An alternative can be found on TV Tropes:
In 1953, Isaac Asimov published an article titled "Social Science Fiction" in Modern Science Fiction. In that article, he stated that every science fiction plot ultimately falls into one of three categories: Gadget, Adventure, or Social.
- Gadget: The focus of the story is the invention itself: How it comes to be invented, how it works, and/or what it is used for. The invention is the end result of the plot.
- Adventure: The invention is used as a dramatic prop. It may be the solution to a problem, or it may be causing the problem itself, but the main focus is on the caper and how the invention's presence helps or hinders it.
- Social: The focus of the story is on how the presence of the invention affects people's daily lives, whether for good or for ill. The chief distinction between this and the other two types is that the presence of the invention influences the plot rather than causing it or being the goal.
Writer X spends most of his time describing how the machine would run, explaining the workings of an internal-combustion engine, painting a word-picture of the struggles of the inventor, who after numerous failures, comes up with a successful model. The climax of the yarn is the drama of the machine, chugging its way along at the gigantic speed of twenty miles an hour, possibly beating a horse and carriage which have been challenged to a race.
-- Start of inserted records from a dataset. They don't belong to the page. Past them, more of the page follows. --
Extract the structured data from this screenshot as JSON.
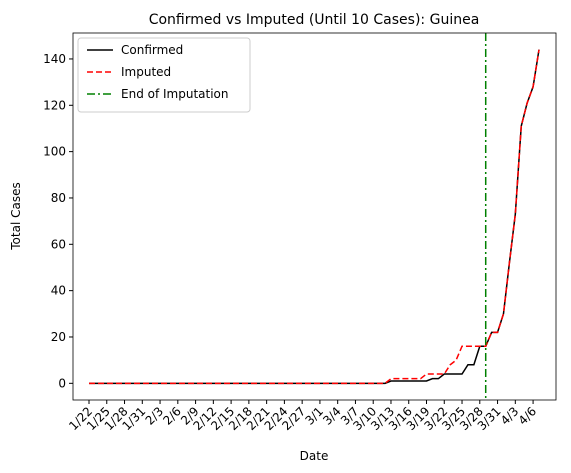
{
  "chart_data": {
    "type": "line",
    "title": "Confirmed vs Imputed (Until 10 Cases): Guinea",
    "x_label": "Date",
    "y_label": "Total Cases",
    "categories": [
      "1/22",
      null,
      null,
      "1/25",
      null,
      null,
      "1/28",
      null,
      null,
      "1/31",
      null,
      null,
      "2/3",
      null,
      null,
      "2/6",
      null,
      null,
      "2/9",
      null,
      null,
      "2/12",
      null,
      null,
      "2/15",
      null,
      null,
      "2/18",
      null,
      null,
      "2/21",
      null,
      null,
      "2/24",
      null,
      null,
      "2/27",
      null,
      null,
      "3/1",
      null,
      null,
      "3/4",
      null,
      null,
      "3/7",
      null,
      null,
      "3/10",
      null,
      null,
      "3/13",
      null,
      null,
      "3/16",
      null,
      null,
      "3/19",
      null,
      null,
      "3/22",
      null,
      null,
      "3/25",
      null,
      null,
      "3/28",
      null,
      null,
      "3/31",
      null,
      null,
      "4/3",
      null,
      null,
      "4/6",
      null
    ],
    "series": [
      {
        "name": "Confirmed",
        "color": "#000000",
        "dash": "solid",
        "values": [
          0,
          0,
          0,
          0,
          0,
          0,
          0,
          0,
          0,
          0,
          0,
          0,
          0,
          0,
          0,
          0,
          0,
          0,
          0,
          0,
          0,
          0,
          0,
          0,
          0,
          0,
          0,
          0,
          0,
          0,
          0,
          0,
          0,
          0,
          0,
          0,
          0,
          0,
          0,
          0,
          0,
          0,
          0,
          0,
          0,
          0,
          0,
          0,
          0,
          0,
          0,
          1,
          1,
          1,
          1,
          1,
          1,
          1,
          2,
          2,
          4,
          4,
          4,
          4,
          8,
          8,
          16,
          16,
          22,
          22,
          30,
          52,
          73,
          111,
          121,
          128,
          144
        ]
      },
      {
        "name": "Imputed",
        "color": "#ff0000",
        "dash": "dashed",
        "values": [
          0,
          0,
          0,
          0,
          0,
          0,
          0,
          0,
          0,
          0,
          0,
          0,
          0,
          0,
          0,
          0,
          0,
          0,
          0,
          0,
          0,
          0,
          0,
          0,
          0,
          0,
          0,
          0,
          0,
          0,
          0,
          0,
          0,
          0,
          0,
          0,
          0,
          0,
          0,
          0,
          0,
          0,
          0,
          0,
          0,
          0,
          0,
          0,
          0,
          0,
          0,
          2,
          2,
          2,
          2,
          2,
          2,
          4,
          4,
          4,
          4,
          8,
          10,
          16,
          16,
          16,
          16,
          16,
          22,
          22,
          30,
          52,
          73,
          111,
          121,
          128,
          144
        ]
      }
    ],
    "vline": {
      "name": "End of Imputation",
      "color": "#008000",
      "dash": "dashdot",
      "index": 67
    },
    "ylim": [
      -7.2,
      151.2
    ],
    "yticks": [
      0,
      20,
      40,
      60,
      80,
      100,
      120,
      140
    ],
    "legend": "upper left",
    "grid": false
  }
}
This is gadget science fiction. (Asimov, "Social Science Fiction")
Writer Y invents the automobile in a hurry, but now there is a gang of ruthless crooks intent on stealing this valuable invention. First, they steal the inventor's beautiful daughter, whom they threaten with every dire eventuality but rape (in these adventure stories, girls exist to be rescued and have no other uses). The inventor's young assistant goes to the rescue. He can accomplish his purpose only by the use of the newly perfected automobile. He dashes into the desert at an unheard-of speed of twenty miles an hour to pick up the girl who otherwise would have died of thirst if he had relied on a horse, however rapid and sustained the horse's gallop. This is adventure science fiction. (ibid.)
Writer Z has the automobile already perfected. A society exists in which it is already a problem. Because of the automobile, a gigantic oil industry has grown up, highways have been paved across the nation, America has become a land of travelers, cities have spread into the suburbs—and what do we do about automobile accidents? Men, women, and children are being killed by automobiles faster than by artillery shells or airplane bombs. What can be done? What is the solution? This is social science fiction. (ibid.)
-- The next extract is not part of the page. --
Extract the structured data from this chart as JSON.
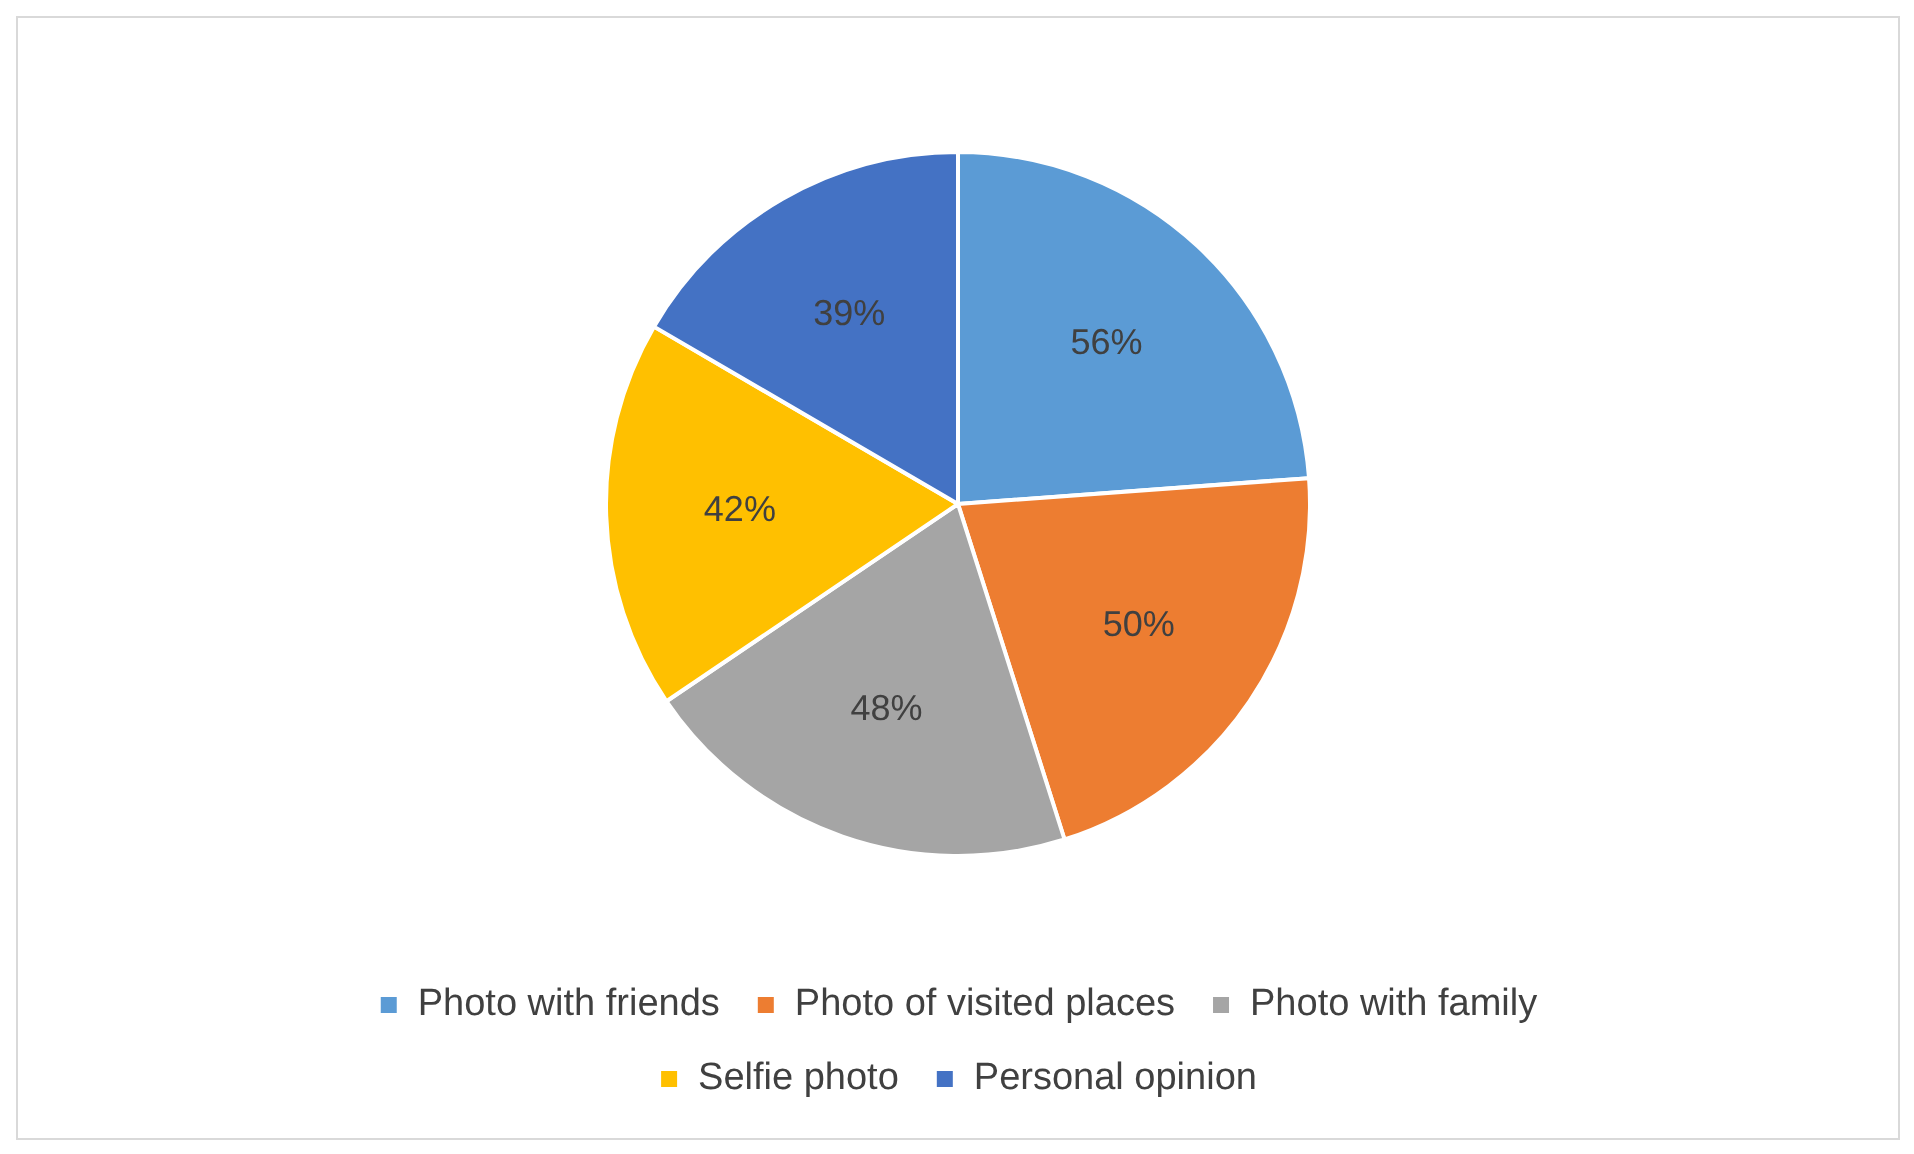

It also explains the change in fashion brought on by Campbell and his descendants, as prior to Campbell's run at Astounding, science fiction stories tended to be adventures or Gernsback-inspired gadget stories. Campbell and his New York clique accelerated an existing preference for social science fiction (see: scientific-marvelous) into the dominant form for English markets. Those who did not or would not make the shift from adventure to social science fiction were ridiculed by the social science fiction writers, like in Asimov's inaccurate swipe at adventure stories above--and eventually excluded.
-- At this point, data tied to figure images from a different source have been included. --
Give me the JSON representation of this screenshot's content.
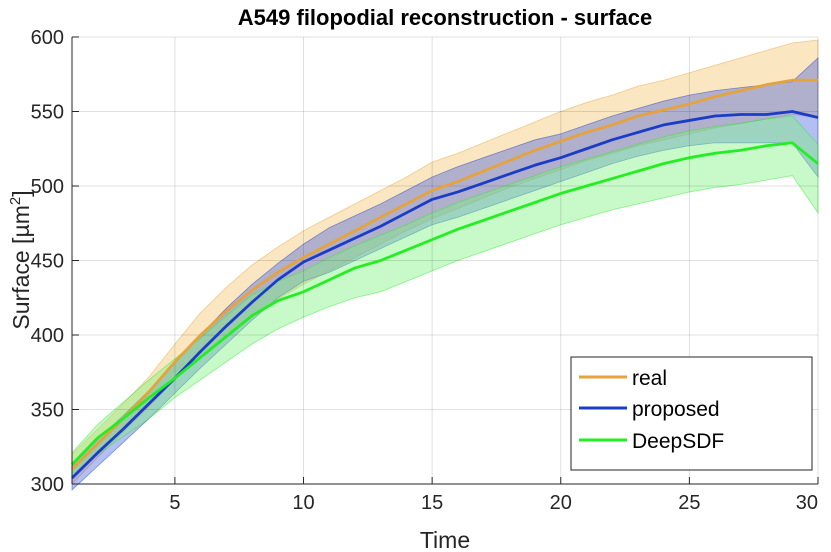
{
  "chart_data": {
    "type": "line",
    "title": "A549 filopodial reconstruction - surface",
    "xlabel": "Time",
    "ylabel_main": "Surface [µm",
    "ylabel_sup": "2",
    "ylabel_close": "]",
    "xlim": [
      1,
      30
    ],
    "ylim": [
      300,
      600
    ],
    "xticks": [
      5,
      10,
      15,
      20,
      25,
      30
    ],
    "yticks": [
      300,
      350,
      400,
      450,
      500,
      550,
      600
    ],
    "grid": true,
    "legend_position": "bottom-right",
    "x": [
      1,
      2,
      3,
      4,
      5,
      6,
      7,
      8,
      9,
      10,
      11,
      12,
      13,
      14,
      15,
      16,
      17,
      18,
      19,
      20,
      21,
      22,
      23,
      24,
      25,
      26,
      27,
      28,
      29,
      30
    ],
    "series": [
      {
        "name": "real",
        "color": "#E6A33C",
        "fill": "#F2C469",
        "values": [
          310,
          327,
          344,
          362,
          382,
          400,
          416,
          430,
          442,
          452,
          461,
          470,
          479,
          488,
          497,
          503,
          510,
          517,
          524,
          530,
          536,
          541,
          547,
          551,
          555,
          560,
          564,
          568,
          571,
          571
        ],
        "lower": [
          300,
          318,
          335,
          352,
          370,
          385,
          398,
          412,
          424,
          434,
          443,
          452,
          461,
          470,
          478,
          485,
          492,
          499,
          505,
          511,
          517,
          522,
          527,
          531,
          535,
          539,
          542,
          545,
          548,
          546
        ],
        "upper": [
          320,
          337,
          354,
          372,
          394,
          415,
          432,
          447,
          459,
          470,
          479,
          488,
          497,
          506,
          516,
          522,
          529,
          536,
          543,
          550,
          556,
          561,
          567,
          571,
          576,
          581,
          586,
          591,
          596,
          598
        ]
      },
      {
        "name": "proposed",
        "color": "#1B3CC7",
        "fill": "#4A67E0",
        "values": [
          304,
          321,
          337,
          354,
          371,
          389,
          406,
          422,
          437,
          449,
          457,
          465,
          473,
          482,
          491,
          496,
          502,
          508,
          514,
          519,
          525,
          531,
          536,
          541,
          544,
          547,
          548,
          548,
          550,
          546
        ],
        "lower": [
          296,
          312,
          328,
          344,
          361,
          378,
          394,
          410,
          425,
          436,
          442,
          450,
          458,
          466,
          474,
          479,
          485,
          491,
          497,
          503,
          509,
          515,
          520,
          524,
          527,
          529,
          529,
          529,
          529,
          506
        ],
        "upper": [
          312,
          330,
          346,
          363,
          381,
          400,
          418,
          434,
          448,
          461,
          472,
          480,
          488,
          497,
          506,
          513,
          519,
          525,
          531,
          535,
          541,
          547,
          552,
          557,
          561,
          564,
          566,
          568,
          570,
          586
        ]
      },
      {
        "name": "DeepSDF",
        "color": "#22EE22",
        "fill": "#7BF07B",
        "values": [
          313,
          331,
          344,
          358,
          371,
          385,
          399,
          413,
          423,
          429,
          437,
          445,
          450,
          457,
          464,
          471,
          477,
          483,
          489,
          495,
          500,
          505,
          510,
          515,
          519,
          522,
          524,
          527,
          529,
          515
        ],
        "lower": [
          305,
          320,
          332,
          344,
          358,
          370,
          382,
          394,
          404,
          412,
          419,
          425,
          429,
          436,
          443,
          450,
          456,
          462,
          468,
          474,
          479,
          484,
          488,
          492,
          496,
          499,
          501,
          504,
          507,
          482
        ],
        "upper": [
          321,
          340,
          355,
          370,
          384,
          398,
          413,
          427,
          436,
          443,
          452,
          460,
          467,
          474,
          482,
          489,
          495,
          501,
          507,
          513,
          518,
          523,
          528,
          533,
          537,
          540,
          542,
          545,
          547,
          528
        ]
      }
    ]
  }
}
Finally, the three kinds of science fiction provide a framework for understanding why many popular works have such a "devastating effect upon science fiction as Gold and Campbell and Knight and Sturgeon and Kornbluth and the other Futurians loved and built it." Since Campbell, the primary form of science fiction has been social. But adventure science fiction has been beating down the doors, from classics from the past, the rise of new subgenres, new media franchises, and exposure to science fiction from other languages. Knight-style social science fiction does not hybridize well with adventure in the same way as Campbelline, French, and Japanese social science fiction, and its advocates maintain a frantic rearguard action to keep the adventuresome barbarians from the gates.